Neuigkeiten bei uns und im VulkanVerlag@CWS

Es ist Weihnachten. Draußen stürmt ein warmer Südwind und fegt die Wolken mit feinem Sand aus Afrika über die Insel. Man kann nicht sehr weit gucken. Ein bisschen erinnert dieses Wetter heute Morgen an Deutschland. Zum Glück ist es aber viel wärmer und für heute Nachmittag ist wieder Sonnenschein pur angesagt. Es spricht also nichts dagegen, dass wir den heutigen Nachmittag wie in den letzten drei Jahren wieder am Strand verbringen werden.

Dieses andere Weihnachten hier auf La Palma ist immer noch sehr neu und spannend für uns. In diesem Jahr spielen bei uns und den Kindern die Erinnerungen an das erste Weihnachten hier auf der Insel eine große Rolle. Immer wieder hört man: “Weißt du noch…?”

Die Kinder spielen wieder die Weihnachtsgeschichte. Der Höhepunkt war diesmal die Aufführung von Charlottes Krippenspiel mit Playmobil- und Duplo-Figuren. Die erste Aufführung wurde spanisch und die zweite Aufführung wurde deutsch gesprochen. Unsere Kinder sprechen inzwischen viel und gut spanisch. Wir Eltern haben eine sehr gute Spanischlehrerin. Es geht voran – poco a poco!

Unsere Arbeit hier in  “Bethlehems Stall” (“Portal de Belén”) hat nun ein ziemlich klares Profil bekommen. Hier vor Ort finden das Gesundheitscoaching und die Betreuung der KURlauber statt. www.portal-de-belen.com  Für 2019 haben sich schon viele KURlauber angemeldet. Wir freuen uns, dass unser Angebot so gut angenommen wird.
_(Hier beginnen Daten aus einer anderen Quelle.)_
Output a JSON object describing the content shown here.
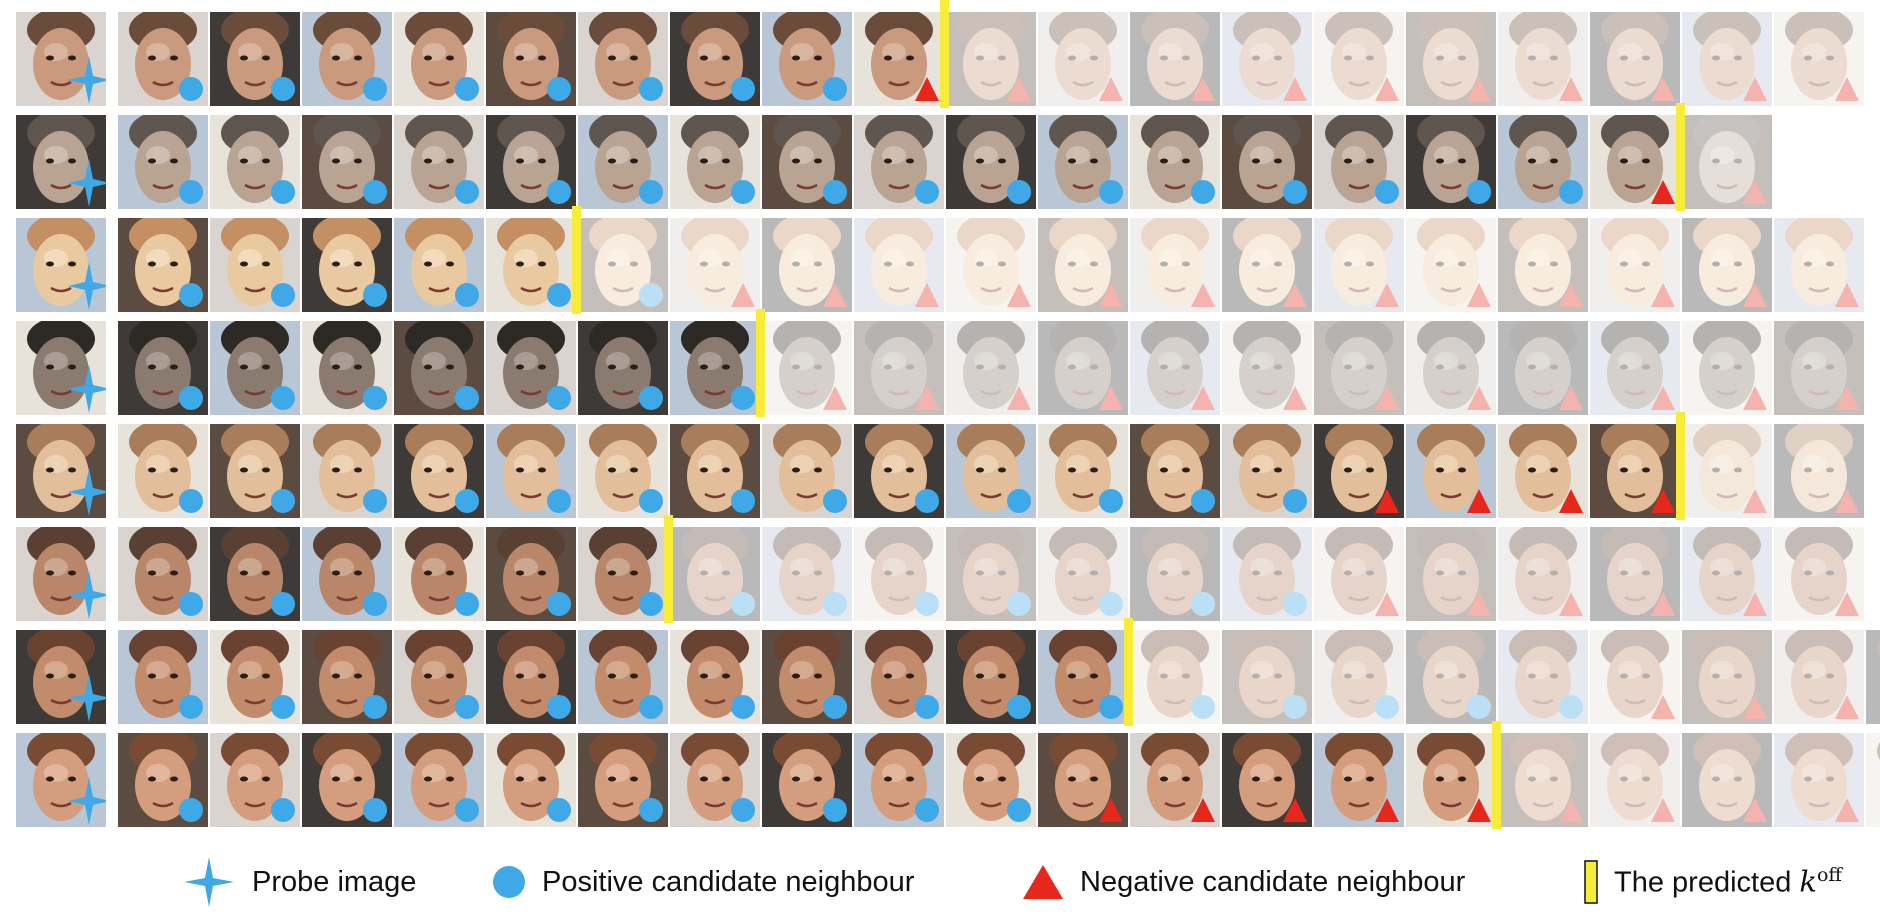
{
  "legend": {
    "probe_label": "Probe image",
    "positive_label": "Positive candidate neighbour",
    "negative_label": "Negative candidate neighbour",
    "koff_prefix": "The predicted",
    "koff_var": "k",
    "koff_sup": "off"
  },
  "colors": {
    "probe_star": "#3fa9e8",
    "positive": "#3fa9e8",
    "negative": "#e5281b",
    "koff_bar": "#f7ec3a"
  },
  "rows": [
    {
      "palette": [
        "#c99a7e",
        "#6b4b3a",
        "#e9d6c6"
      ],
      "markers": "PPPPPPPPNNNNNNNNNNN",
      "k_off": 9,
      "faded_from": 10
    },
    {
      "palette": [
        "#b9a393",
        "#5f5650",
        "#e6dfd8"
      ],
      "markers": "PPPPPPPPPPPPPPPPNN",
      "k_off": 17,
      "faded_from": 18
    },
    {
      "palette": [
        "#e9c9a0",
        "#c48f63",
        "#fff2df"
      ],
      "markers": "PPPPPPNNNNNNNNNNNNN",
      "k_off": 5,
      "faded_from": 6
    },
    {
      "palette": [
        "#8a7a6f",
        "#2d2925",
        "#cfc6bd"
      ],
      "markers": "PPPPPPPNNNNNNNNNNNN",
      "k_off": 7,
      "faded_from": 8
    },
    {
      "palette": [
        "#e2bf9a",
        "#a97d5a",
        "#fbecd6"
      ],
      "markers": "PPPPPPPPPPPPPNNNNNN",
      "k_off": 17,
      "faded_from": 18
    },
    {
      "palette": [
        "#b9866a",
        "#5a4032",
        "#e5d0be"
      ],
      "markers": "PPPPPPPPPPPPPNNNNNN",
      "k_off": 6,
      "faded_from": 7
    },
    {
      "palette": [
        "#c28b6b",
        "#6a4231",
        "#ecd3c2"
      ],
      "markers": "PPPPPPPPPPPPPPPPNNNN",
      "k_off": 11,
      "faded_from": 12
    },
    {
      "palette": [
        "#d49d7e",
        "#7a4b33",
        "#f1d7c5"
      ],
      "markers": "PPPPPPPPPPNNNNNNNNNN",
      "k_off": 15,
      "faded_from": 16
    }
  ]
}
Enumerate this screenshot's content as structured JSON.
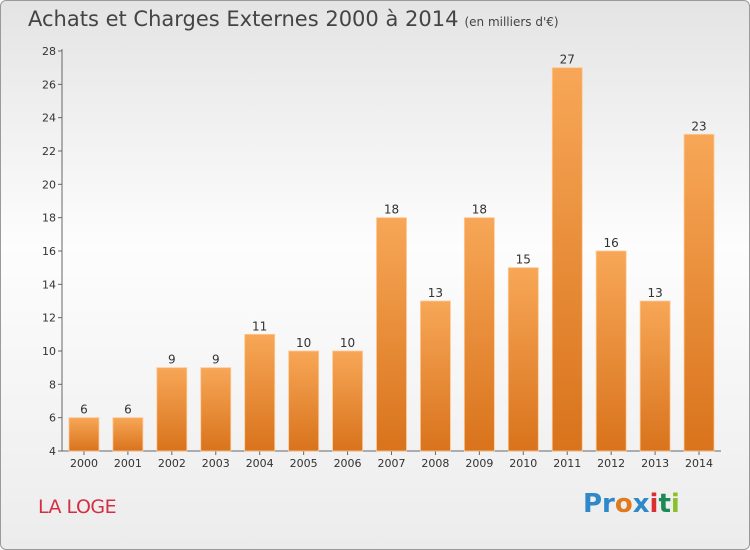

Die Unterstützung von Therapeuten, Pädagogen und Eltern passiert auf der Basis von unseren drei Webinarreihen. Das Programm dafür findet Ihr hier:

Online-Sprechstunde 2019  CompFlex-Themenabende 2019  Webinare der Elternakademie 2019

Außerdem bieten wir vier Workshops hier auf La Palma an. Besonders schön für uns ist es, dass sich immer mehr Veranstalter finden, die uns zu ihren Seminaren einladen. So wird z.B. die Ausbildung zum CompFlex-Trainer in diesem Jahr erstmalig in der Schweiz stattfinden.

Die “Schreiberei” ist in der zweiten Jahreshälfte leider etwas auf der Strecke geblieben. Die Kleckerburg hat hat noch keine Nachfolgerin bekommen. Dafür entstehen aber für das Online-Coaching immer wieder neue Lektionen. Das macht viel Spaß und wir freuen uns schon auf die Veröffentlichungen im nächsten Jahr.

Ein wichtiger Höhepunkt in diesem Jahr war für uns der Verkauf der Praxis in Chemnitz. Dieser Schritt war für uns schon lange fällig. Wir wünschen der neuen Inhaberin und dem ganzen Team viel Erfolg.

Noch weht draußen der Wind und treibt die Kalima-Wolken über die Isla Bonita. Wir sind froh, dass wir nicht nur heute, sondern jeden Tag in Portal de Belén ganz nahe an Weihnachten dran sind. Weihnachten heißt für uns: Der Himmel ist nahe gekommen! Wir freuen uns darauf gemeinsam mit unseren Gästen und Klienten, Teilnehmern und Freunden im neuen Jahr die vielen Weihnachtsgeschenke auszupacken. Wenn der Himmel nahe ist,  dann ist immer Weihnachten!

Ganz liebe Grüße von der Isla Bonita La Palma!